A partir de então, Letizia sacrificou a sua presença em momentos importantes para a sua família e amigos, como casamentos, aniversários ou funerais. O exemplo mais recente foi o enterro do jornalista Fernando Ónega, na passada terça-feira. Apesar de ser muito próxima de Fernando e uma das melhores amigas de Sonsoles, filha do jornalista, Letizia não esteve com a família num dia tão significativo.

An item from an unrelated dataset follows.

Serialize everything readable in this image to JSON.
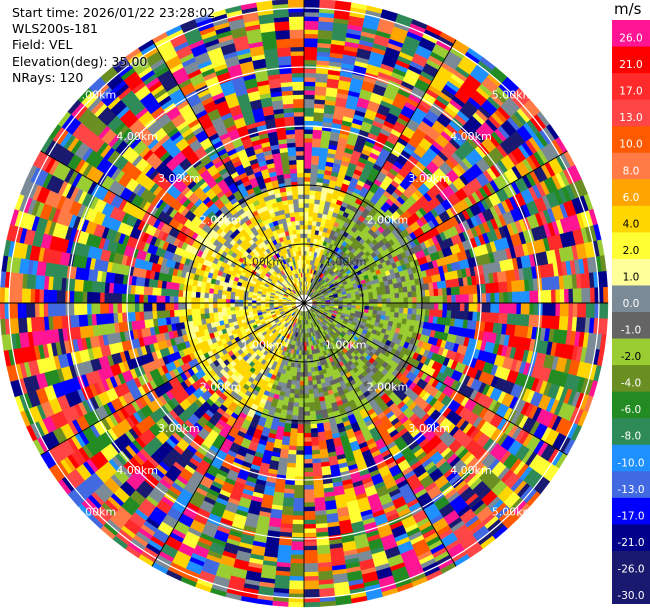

María José Gómez-Verdú, especialista em protocolo e etiqueta, explicou exatamente o que se esconde por detrás destas decisões.
"Em termos formais, a presença de um membro da família real num evento privado, mesmo que de significado pessoal, transforma automaticamente a natureza do evento", começou por dizer à 'Lecturas'.
"A presença da rainha não é neutra: implica medidas de segurança extraordinárias, altera a dinâmica do evento e, em muitos casos, direciona os holofotes dos media para a instituição. O que deveria ser um espaço para reflexão ou celebração, torna-se inevitavelmente num evento de importância pública", acrescentou.
A especialista clarifica que a ausência de Letizia não deve ser por isso vista como arrogância ou superioridade, mas o oposto: como um sinal de respeito.
"O princípio orientador é que não se trata apenas de preservar a imagem da Coroa, mas também de proteger a essência do próprio evento (...) Num casamento, a presença da rainha poderia ofuscar o casal; num funeral, poderia gerar uma pressão indesejada dos media para a família enlutada. A ausência, nestes casos, é um sinal de respeito", explicou.